The center's robust scale of operations places it an elite group consisting of only about 10 or so other facilities in the country.

Moss said he was hired for the position primarily because of his experience in fundraising, and as director, his main task will be to sustain the center’s class offerings and special programs by helping it win more grants and bolster donations.

The Writer’s Center is “a small non-profit underfunded arts organization,” he said, and depends on the financial support of private donors and non-profit foundations like the National Endowment for the Arts.

Class fees cover about 60% of the center’s costs, he said, so the latter 40% is where he enters the picture. To combat "challenging times," which are jeopardizing the center's full array of classes, he said, he'll be out in the trenches, rallying donors and hunting down grants.

He's confident supporters will rise to the occasion. The center’s backbone of patrons have shepherded it through trying times in the past, according to the new director. 

“We’ve been in existence for nearly 30 or 40 years, and that’s because of the loyalty of people who have benefited from the Writer’s Center. We have a large fan base,” he said.

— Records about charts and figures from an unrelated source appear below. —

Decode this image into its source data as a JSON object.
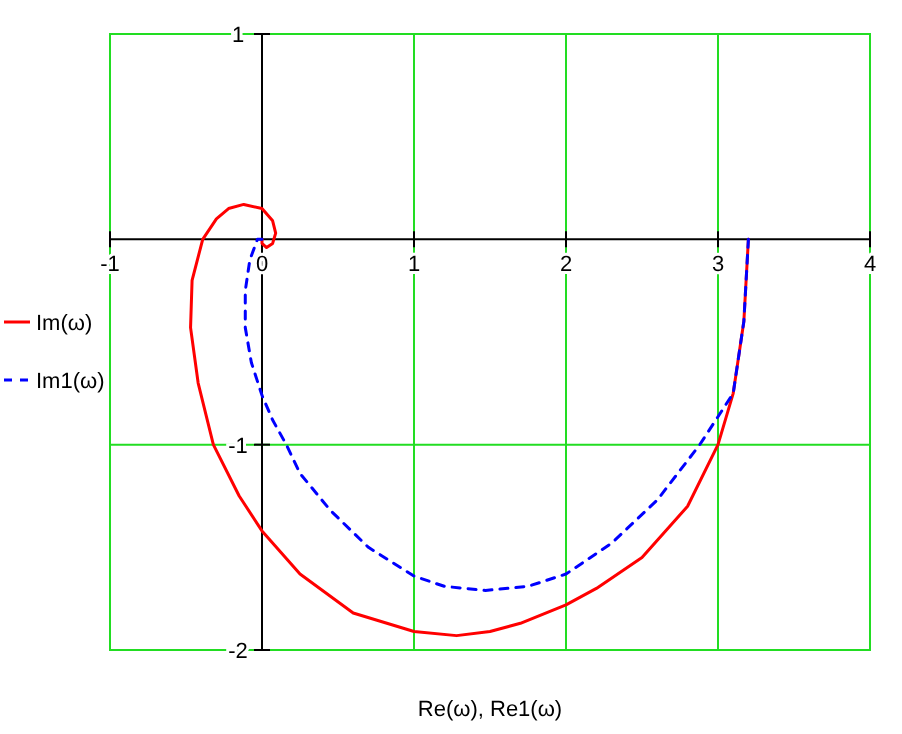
{
  "chart_data": {
    "type": "line",
    "xlabel": "Re(ω), Re1(ω)",
    "xlim": [
      -1,
      4
    ],
    "ylim": [
      -2,
      1
    ],
    "xticks": [
      -1,
      0,
      1,
      2,
      3,
      4
    ],
    "yticks": [
      -2,
      -1,
      1
    ],
    "grid": true,
    "legend": "left",
    "series": [
      {
        "name": "Im(ω)",
        "color": "#ff0000",
        "line_style": "solid",
        "x": [
          3.2,
          3.17,
          3.1,
          3.0,
          2.8,
          2.5,
          2.2,
          2.0,
          1.7,
          1.5,
          1.28,
          1.0,
          0.6,
          0.25,
          0.0,
          -0.15,
          -0.32,
          -0.42,
          -0.47,
          -0.46,
          -0.39,
          -0.3,
          -0.22,
          -0.12,
          0.0,
          0.07,
          0.09,
          0.07,
          0.03,
          0.0,
          0.0
        ],
        "values": [
          0,
          -0.4,
          -0.75,
          -1.0,
          -1.3,
          -1.55,
          -1.7,
          -1.78,
          -1.87,
          -1.91,
          -1.93,
          -1.91,
          -1.82,
          -1.63,
          -1.42,
          -1.25,
          -1.0,
          -0.7,
          -0.43,
          -0.2,
          0,
          0.1,
          0.15,
          0.17,
          0.15,
          0.09,
          0.03,
          -0.02,
          -0.04,
          -0.02,
          0
        ]
      },
      {
        "name": "Im1(ω)",
        "color": "#0000ff",
        "line_style": "dashed",
        "x": [
          3.2,
          3.17,
          3.1,
          2.88,
          2.6,
          2.3,
          2.0,
          1.75,
          1.47,
          1.2,
          1.0,
          0.7,
          0.45,
          0.25,
          0.16,
          0.07,
          0.0,
          -0.07,
          -0.11,
          -0.11,
          -0.08,
          -0.03,
          0.0
        ],
        "values": [
          0,
          -0.4,
          -0.75,
          -1.0,
          -1.27,
          -1.48,
          -1.63,
          -1.69,
          -1.71,
          -1.69,
          -1.64,
          -1.5,
          -1.32,
          -1.14,
          -1.0,
          -0.88,
          -0.76,
          -0.6,
          -0.43,
          -0.25,
          -0.1,
          0,
          0
        ]
      }
    ]
  }
}
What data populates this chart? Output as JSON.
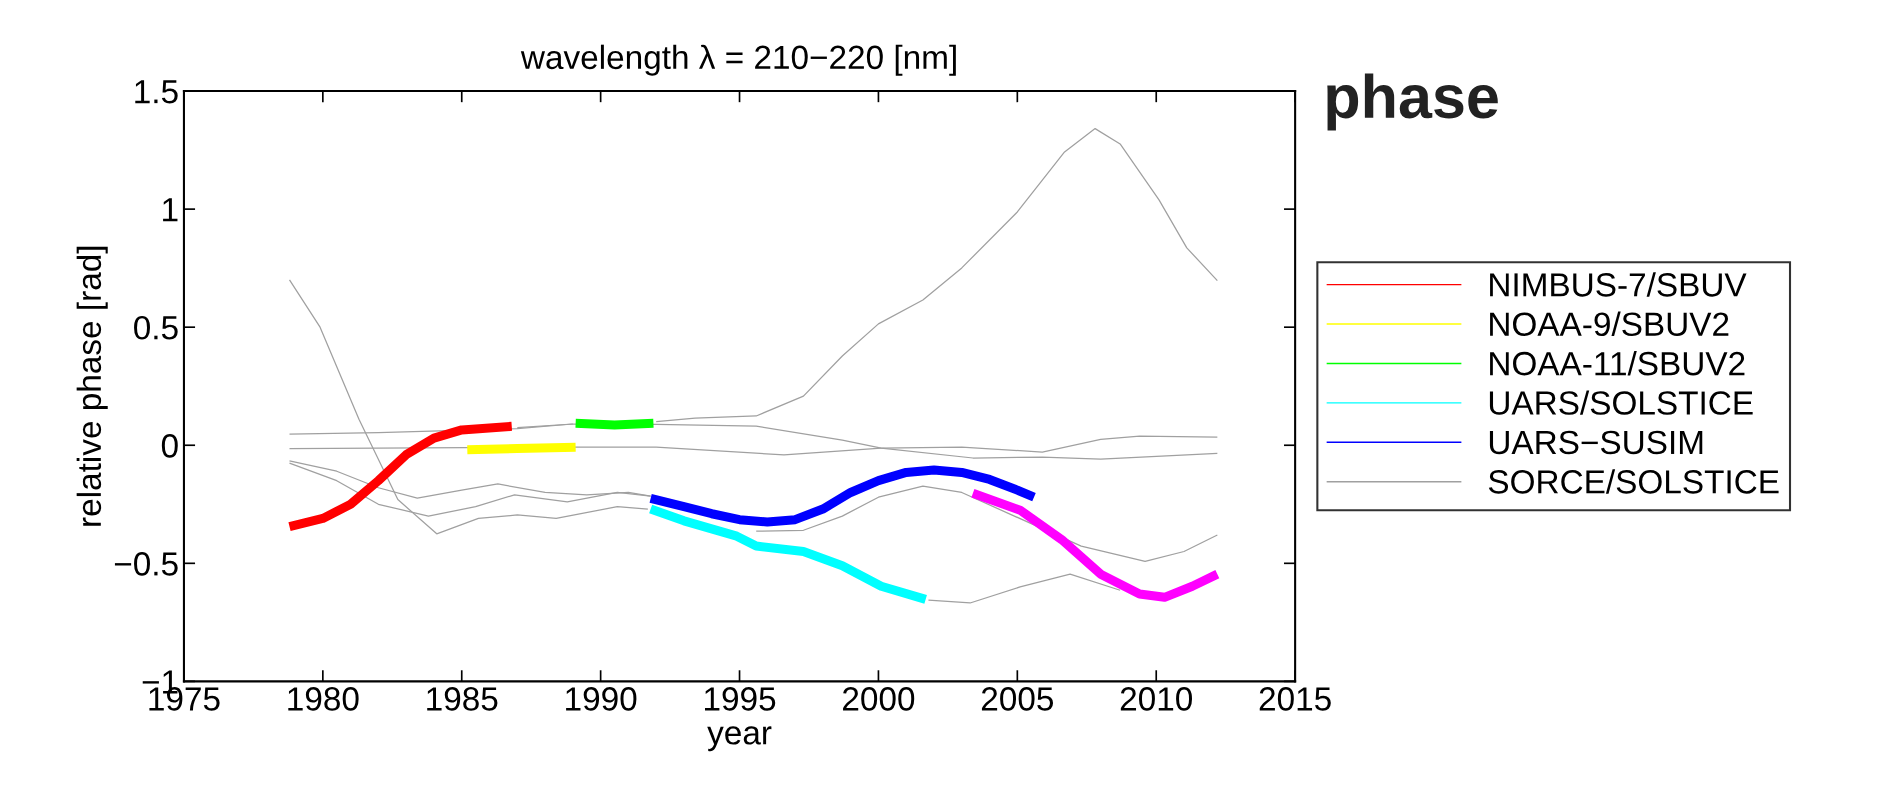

Moss certainly ranks among the most enthusiastic members of that fan base.  As an avid poet, he first became familiar with the Writer’s Center when he moved to Annapolis in the mid-90s and searched for a forum where he could get feedback on his work.

Over the next 10 years or so, he said, he enrolled in about one workshop at the center every year to tweak his poems. During these classes, Moss said he began to embrace the center’s philosophy that “everybody has a story to tell, and everybody has an ability to tell it in some form or another.”

The mediums of the written story are far-ranging, he said. From fiction – where Moss describes an author as the “foreman” who directs multiple elements of a story like dialogue, description, and plot – to the poem – where the author labors in a specialized capacity as jeweler of a single literary gem – the Writer’s Center mission is to help a writer identify “the most effective way of communicating their own story," he said.

Moss said as director he wants to ensure that the Writer’s Center continues to play this role of medium-midwife to as many writers as possible. He said he also wants to build on the efforts of Charles Jensen, the center’s previous executive director, to raise the visibility and scope of the center by fostering special programs and events.

He points to a program the center supports, which awards young, published writers a stipend and hosts book readings for these up-and-comers as an example. There are also the satellite Writer’s Center programs established in Leesburg and McLean he needs to think about and the prospect of creating another in Annapolis, he said.

In addition, continuing to have a robust presence at book festivals and hosting panel discussions of Writer’s Center workshop leaders are also initiatives he said means to sustain and even expand.

All of these objectives fit into Moss's "call," the subject addressed in his favorite line of poetry, he said. According to the new director, the pieces truly fit together: he's been "obedient" to it all along. 

"We may not think we’re doing it but actually the decisions we make in our lives are really consistent with…what that calling is, what the thing is we’re meant to do.”